When I came out, I was only twelve and in grade five. I had just gotten into my first relationship with a boy and I had known about my sexuality for years. I found guys way too attractive to have been straight. I was excited, I wanted to show everyone I was in love. Well, the kind of love you feel when you're twelve, I definitely wasn't in love with him looking back on it now. I posted a photo of my boyfriend and I holding hands on Instagram and I thought that was it, we were out, I wasn't expecting the questions the next day at school, or the weird feeling I got when people looked at us holding hands. I wasn't expecting it to be so scary. I remember hiding under my bed that night crying because I didn't want to go to school the next day. I didn't want to hold my boyfriend's hand because people looked at us. Most weren't bad looks, I just didn't like anyone looking at us. Coming out wasn't anything like what I thought it would be.

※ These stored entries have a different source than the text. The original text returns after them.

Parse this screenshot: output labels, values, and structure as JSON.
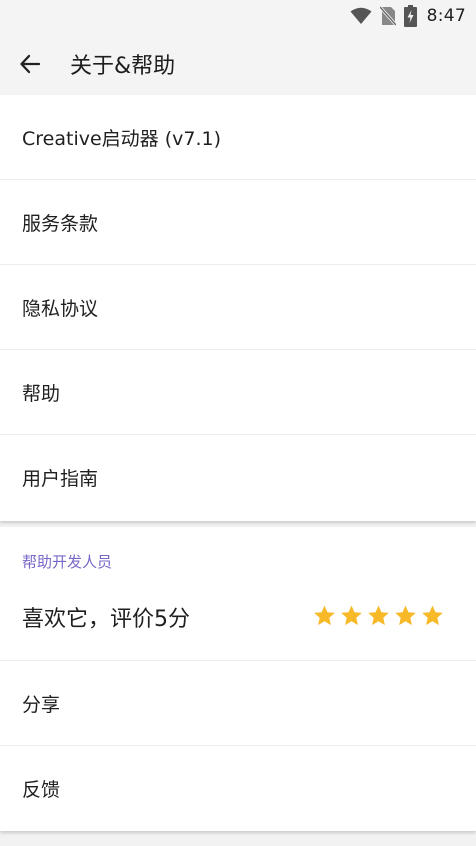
{
  "status_bar": {
    "time": "8:47"
  },
  "toolbar": {
    "title": "关于&帮助"
  },
  "about_section": {
    "items": [
      {
        "label": "Creative启动器 (v7.1)"
      },
      {
        "label": "服务条款"
      },
      {
        "label": "隐私协议"
      },
      {
        "label": "帮助"
      },
      {
        "label": "用户指南"
      }
    ]
  },
  "support_section": {
    "header": "帮助开发人员",
    "rate_label": "喜欢它，评价5分",
    "rating": 5,
    "star_color": "#f7b928",
    "items": [
      {
        "label": "分享"
      },
      {
        "label": "反馈"
      }
    ]
  }
}
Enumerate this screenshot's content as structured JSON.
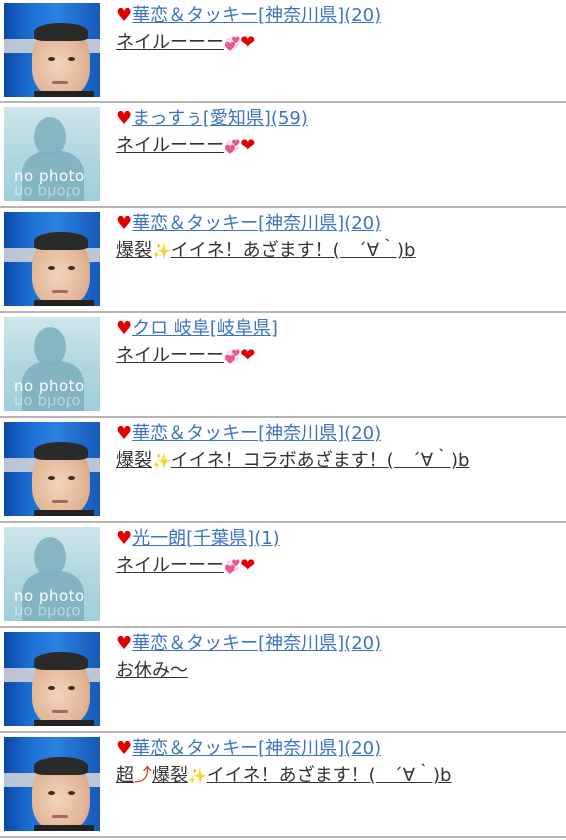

We broke up shortly after because we were too awkward about our relationship after that. Though, even after changing schools, I never went back into the closet. I guess I still had to come out again at each school I went to, but I never went back. I didn't want to rush George and have him panic about it too, so I would take it slow with him. Something I should've done.

"You'll be okay, Georgie, we'll take it as slow as you like." I reassured.

"You're amazing." George said, pecking me on the cheek.

"All you, babe." I smiled shyly at the ground.

"Cute." Blake inputted.

George and I could make out, hold hands or... other things, but him kissing my cheek is what really gets me. It's just such a soft and sweet gesture of affection that never fails to make me blush or go all shy on him. I loved it.

I could feel George's hands getting clammier the closer to school we got. I squeezed George's hand and he looked up at me and smiled a little tightly.

"You wanna keep holding hands?" I asked as school came into view.

"I'll see how I go." George said.

"Just let go if you need to, okay? Whatever you're comfortable with, I'm happy with."

"I know." George smiled.

"Great, another day of hell." Blake said, nodding his head over to Brent's clique.

"Back door?" George suggested.

"Back door." Blake and I agreed.

We walked around to the back of the school to avoid Brent. George and I got a few looks and smiles, but I knew George would rather people just ignored us. I did too. I noticed George had started to pull at a loose thread on his jeans harshly and he was staring at the floor biting his lip, he was getting quite overwhelmed. I let go of George's hand and he visibly relaxed. He looked at me a little guiltily though. I squeezed his shoulder so he knew I was proud of him for making it this far. Blake casually slung his arm around George's shoulder to kind of normalise contact. George smiled gratefully at Blake. The rest of the school day went by like this, me putting my hand on George's lower back as I led him into the classroom, putting my arm around his and Blake's shoulder, we walked to the cafeteria holding hands and he even kissed my cheek as we took our seats. I was beyond proud of him. On our way home, George was smiling, he had his shoulders back slightly, he looked so proud of himself. It made me happy to see and by the smile on B's face, I think he feels the same. I wrapped my arms around George in a big hug. Blake joined in too.